Mitochondrial Parkinsonism: A Practical Guide to Genes and Clinical Diagnosis.

Abstract

Background: Primary mitochondrial diseases (PMDs) are the most common inborn errors of energy metabolism, with a combined prevalence of 1 in 4300. They can result from mutations in either nuclear DNA (nDNA) or mitochondrial DNA (mtDNA). These disorders are multisystemic and mainly affect high energy-demanding tissues, such as muscle and the central nervous system (CNS). Among many clinical features of CNS involvement, parkinsonism is one of the most common movement disorders in PMDs.

Methods: This review provides a pragmatic educational overview of the most recent advances in the field of mitochondrial parkinsonism, from pathophysiology and genetic etiologies to phenotype and diagnosis.

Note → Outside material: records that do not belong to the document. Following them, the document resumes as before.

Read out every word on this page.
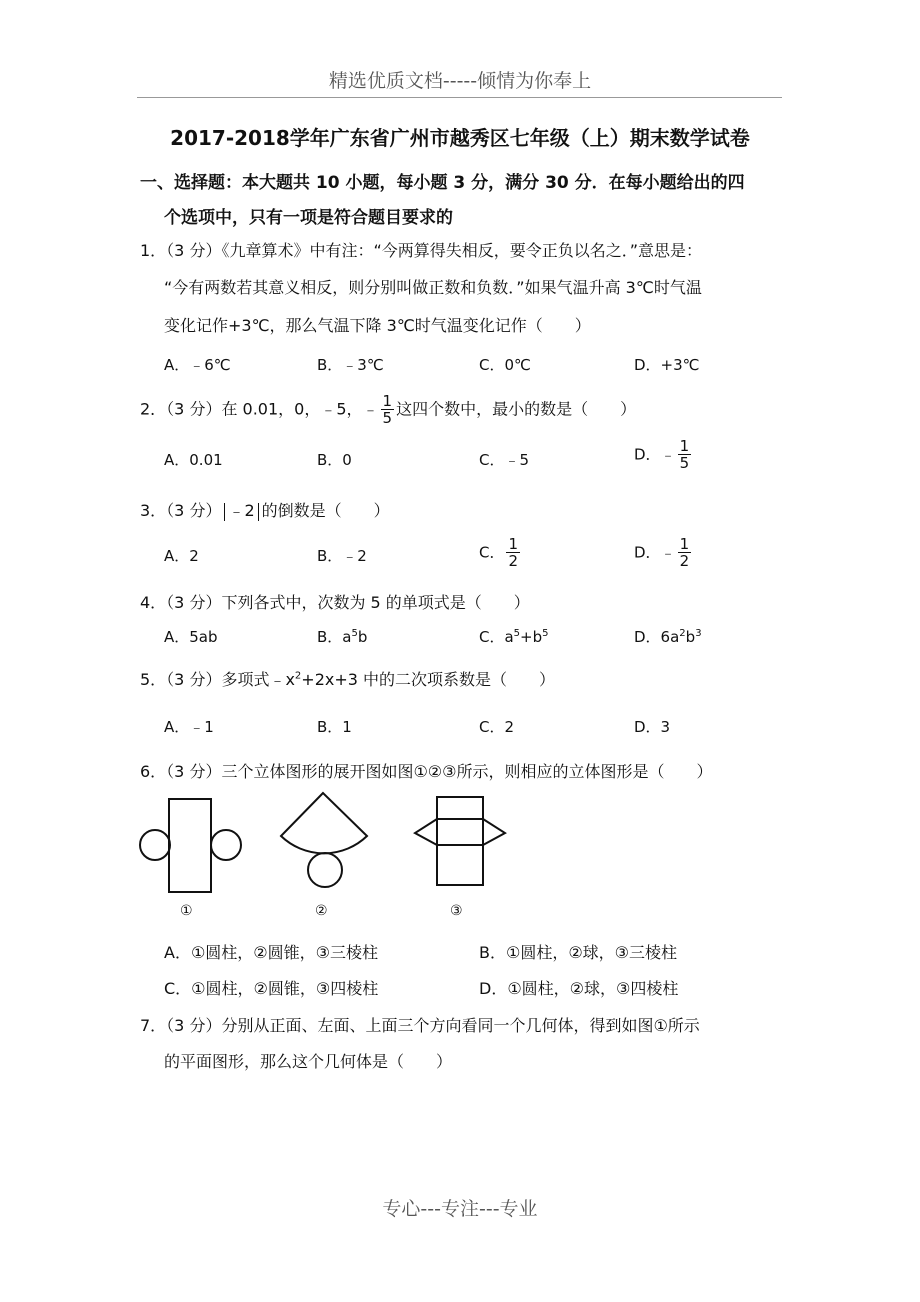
精选优质文档-----倾情为你奉上
2017-2018学年广东省广州市越秀区七年级（上）期末数学试卷
一、选择题：本大题共 10 小题，每小题 3 分，满分 30 分．在每小题给出的四
个选项中，只有一项是符合题目要求的
1．（3 分）《九章算术》中有注：“今两算得失相反，要令正负以名之．”意思是：
“今有两数若其意义相反，则分别叫做正数和负数．”如果气温升高 3℃时气温
变化记作+3℃，那么气温下降 3℃时气温变化记作（　　）
A．﹣6℃	B．﹣3℃	C．0℃	D．+3℃
2．（3 分）在 0.01，0，﹣5，﹣ $\frac{1}{5}$ 这四个数中，最小的数是（　　）
A．0.01	B．0	C．﹣5	D．﹣ $\frac{1}{5}$
3．（3 分） ﹣2 的倒数是（　　）
A．2	B．﹣2	C． $\frac{1}{2}$	D．﹣ $\frac{1}{2}$
4．（3 分）下列各式中，次数为 5 的单项式是（　　）
A．5ab	B．$a^5b$	C．$a^5+b^5$	D．$6a^2b^3$
5．（3 分）多项式$﹣x^2+2x+3$ 中的二次项系数是（　　）
A．﹣1	B．1	C．2	D．3
6．（3 分）三个立体图形的展开图如图①②③所示，则相应的立体图形是（　　）
①	②	③
A．①圆柱，②圆锥，③三棱柱	B．①圆柱，②球，③三棱柱
C．①圆柱，②圆锥，③四棱柱	D．①圆柱，②球，③四棱柱
7．（3 分）分别从正面、左面、上面三个方向看同一个几何体，得到如图①所示
的平面图形，那么这个几何体是（　　）
专心---专注---专业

Results: mtDNA maintenance and mitochondrial dynamics alterations represent the principal mechanisms underlying mitochondrial parkinsonism. It can be present in isolation, alongside other movement disorders or, more commonly, as part of a multisystemic phenotype. Mutations in several nuclear-encoded genes (ie, POLG, TWNK, SPG7, and OPA1) and, more rarely, mtDNA mutations, are responsible for mitochondrial parkinsonism. Progressive external opthalmoplegia and optic atrophy may guide genetic etiology identification.

Conclusion: A comprehensive deep-phenotyping approach is needed to reach a diagnosis of mitochondrial parkinsonism, which lacks distinctive clinical features and exemplifies the intricate genotype-phenotype interplay of PMDs.